Given no earth I'm assuming the old supply is TT, if the new supply is also TT and a rod has been installed, then I don't think there are any regs about having to use a separate rod or anything like that, so as long as you run a separate cable to it (existing one probably isn't big enough to take the fault current of both CUs). I guess there is an issue about how well it could take the fault current if both CUs faulted

No probs: if it's TT, then 30mA RCD required and the fault current is tiny, so MEC can be as small as 2.5mm².
 
Had a look at job today, seems the earth conductors been removed from Lead sheath, but no CPC on the old fuse box sides lighting circuit neither, which is common to find. So not two individual supplies as mentioned by client on the phone, but a fuse box and a CU using same incoming supply.
 
Better to get the electricity board out to fix a new clamp to the sheath.
 
Better to get the electricity board out to fix a new clamp to the sheath.
There is one but it's connected to the most recent CU about 9 years old,
my plan was to firstly connect the ring final to this board to assure that at least that socket circuit has earth protection then rewire the lighting circuit to the CU and make the fuse board redundant.
Of cousre I'd do an IR test on ring final to check it was healthy.
 
Can you provide some photographs of what you have?
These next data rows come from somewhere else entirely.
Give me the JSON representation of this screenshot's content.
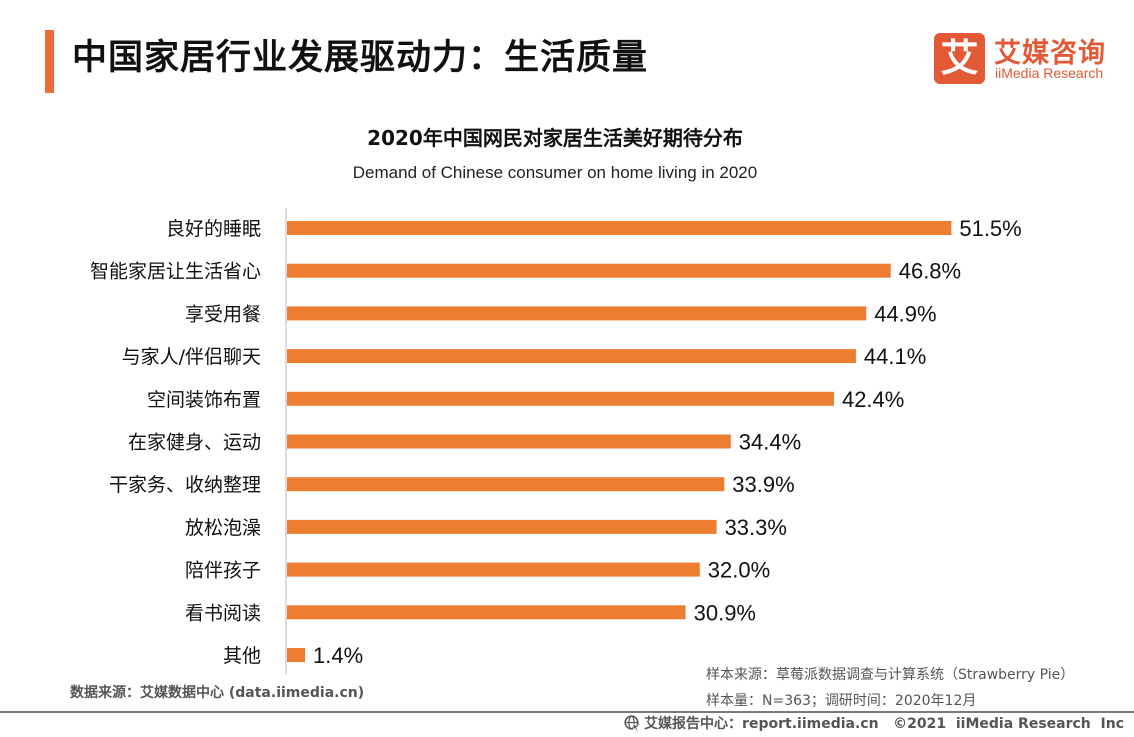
{
  "header": {
    "title": "中国家居行业发展驱动力：生活质量",
    "accent_color": "#f26a3a"
  },
  "logo": {
    "badge_glyph": "艾",
    "name_cn": "艾媒咨询",
    "name_en": "iiMedia Research",
    "brand_color": "#e25a35"
  },
  "chart_data": {
    "type": "bar",
    "orientation": "horizontal",
    "title": "2020年中国网民对家居生活美好期待分布",
    "subtitle": "Demand of Chinese consumer on home living in 2020",
    "xlabel": "",
    "ylabel": "",
    "unit": "%",
    "bar_color": "#ed7d31",
    "grid": false,
    "legend": "none",
    "categories": [
      "良好的睡眠",
      "智能家居让生活省心",
      "享受用餐",
      "与家人/伴侣聊天",
      "空间装饰布置",
      "在家健身、运动",
      "干家务、收纳整理",
      "放松泡澡",
      "陪伴孩子",
      "看书阅读",
      "其他"
    ],
    "values": [
      51.5,
      46.8,
      44.9,
      44.1,
      42.4,
      34.4,
      33.9,
      33.3,
      32.0,
      30.9,
      1.4
    ],
    "value_labels": [
      "51.5%",
      "46.8%",
      "44.9%",
      "44.1%",
      "42.4%",
      "34.4%",
      "33.9%",
      "33.3%",
      "32.0%",
      "30.9%",
      "1.4%"
    ]
  },
  "footnotes": {
    "data_source": "数据来源：艾媒数据中心 (data.iimedia.cn)",
    "sample_source": "样本来源：草莓派数据调查与计算系统（Strawberry Pie）",
    "sample_size": "样本量：N=363；调研时间：2020年12月"
  },
  "footer": {
    "text": "艾媒报告中心：report.iimedia.cn   ©2021  iiMedia Research  Inc",
    "icon": "globe-cursor-icon"
  }
}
If there is an earthing conductor coming from the service head or sheath then there is no reason why it shouldn't be connected to a MET local to the electricity meter and then all main protective eq. bonding cables and the CPCs run back to it.
 
Can you provide some photographs of what you have?

If there is an earthing conductor coming from the service head or sheath then there is no reason why it shouldn't be connected to a MET local to the electricity meter and then all main protective eq. bonding cables and the CPCs run back to it.

I'd love to show photos but the securities on my PC won't let me and I don't understand why, some updates have prevented me from uploading photos about a month ago.

The earth conductor does go from the service head to the MET though, I do intend removing the old fuse box but would it be permittable to connect and earth conductor via MET to old fuse box or would there need to be two earth conductors from service head protecting both CU and fuse box? Just for future ref.